Complete Mozart Works Now Free
An anonymous reader writes "Mozart's year-long 250th birthday party is ending on a high note with the musical scores of his complete works available for the first time free on the Internet. Although most classical music is obviously too old to be under copyright, the rights to specific editions of pieces are owned by the publishers. Now, the International Mozart Foundation has acquired the right to publish the prestigious New Mozart Edition of every Mozart work on the internet. The response has been so overwhelming that the Foundation has been forced to increase their server capacity."
Possibly. Apparently, (from the website) "We are overvelmed by the resonance of this website.".
Don't bother trying to get in with Konquerer. Holy mis-rendering Batman!
For large sets, this will be our guide even unto death, for the LORD will work for each type of data it is applied to...
Before anyone gets too excited -- there are plenty of public-domain editions of Mozart.

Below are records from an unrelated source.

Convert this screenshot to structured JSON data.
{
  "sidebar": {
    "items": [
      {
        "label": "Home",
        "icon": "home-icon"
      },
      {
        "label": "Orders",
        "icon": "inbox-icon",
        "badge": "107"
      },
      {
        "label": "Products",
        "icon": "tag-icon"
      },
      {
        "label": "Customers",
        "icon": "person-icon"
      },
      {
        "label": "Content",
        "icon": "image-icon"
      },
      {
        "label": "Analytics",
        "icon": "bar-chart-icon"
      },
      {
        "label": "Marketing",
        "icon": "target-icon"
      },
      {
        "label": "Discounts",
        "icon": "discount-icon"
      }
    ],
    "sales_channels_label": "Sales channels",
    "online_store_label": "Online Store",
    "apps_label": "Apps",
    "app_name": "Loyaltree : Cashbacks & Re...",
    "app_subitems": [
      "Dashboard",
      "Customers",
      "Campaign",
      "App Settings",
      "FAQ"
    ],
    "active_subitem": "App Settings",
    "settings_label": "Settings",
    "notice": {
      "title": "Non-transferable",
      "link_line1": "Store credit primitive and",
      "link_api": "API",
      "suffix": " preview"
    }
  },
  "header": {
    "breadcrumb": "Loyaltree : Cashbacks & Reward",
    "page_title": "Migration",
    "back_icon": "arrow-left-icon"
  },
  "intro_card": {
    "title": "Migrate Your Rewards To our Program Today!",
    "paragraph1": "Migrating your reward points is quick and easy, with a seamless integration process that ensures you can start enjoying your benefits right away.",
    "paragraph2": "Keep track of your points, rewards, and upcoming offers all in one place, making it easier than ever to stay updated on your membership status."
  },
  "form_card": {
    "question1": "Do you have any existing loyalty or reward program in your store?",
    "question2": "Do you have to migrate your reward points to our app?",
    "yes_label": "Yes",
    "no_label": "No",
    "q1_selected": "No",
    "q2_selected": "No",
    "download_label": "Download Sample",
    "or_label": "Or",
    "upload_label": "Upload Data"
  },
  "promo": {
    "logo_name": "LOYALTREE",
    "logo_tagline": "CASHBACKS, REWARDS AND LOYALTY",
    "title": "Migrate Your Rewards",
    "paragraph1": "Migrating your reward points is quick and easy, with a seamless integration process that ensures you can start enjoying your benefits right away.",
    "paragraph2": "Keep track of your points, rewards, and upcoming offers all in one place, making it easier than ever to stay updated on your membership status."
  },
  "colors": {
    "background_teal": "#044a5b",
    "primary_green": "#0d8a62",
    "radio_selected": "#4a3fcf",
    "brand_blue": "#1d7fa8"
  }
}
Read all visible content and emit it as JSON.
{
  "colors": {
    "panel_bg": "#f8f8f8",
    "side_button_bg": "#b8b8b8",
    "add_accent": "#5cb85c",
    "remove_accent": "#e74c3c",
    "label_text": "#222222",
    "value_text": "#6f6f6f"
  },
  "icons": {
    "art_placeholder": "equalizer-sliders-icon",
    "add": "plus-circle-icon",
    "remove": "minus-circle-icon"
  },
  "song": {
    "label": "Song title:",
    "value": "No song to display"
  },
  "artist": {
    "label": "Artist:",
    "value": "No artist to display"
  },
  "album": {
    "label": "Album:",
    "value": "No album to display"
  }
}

This is just one particular edition that's going to be available online for free. There's actually a huge amount of PD sheed music available at Mutopia. The nice thing about the Mutopia stuff is that it's in a format that's editable using free software (Lilypond). For instance, I've taken some Mozart horn duets and arranged them so my daughter and I can play them on violin and viola. Because it's in Lilypond format, it's easy to transpose, arrange, whatever. If all you want is digital scans of PD editions, there are various sites that will let you download scans for free. One thing that seems a little goofy about the NMA thing is that they make you agree to use this web site only for personal study and not to make copies except for my personal use under "Fair Use" principles of Copyright law as defined in this license agreement. Uh ... fair use is an exception to copyright. Hell, I can copy a Britney Spears CD and call it fair use.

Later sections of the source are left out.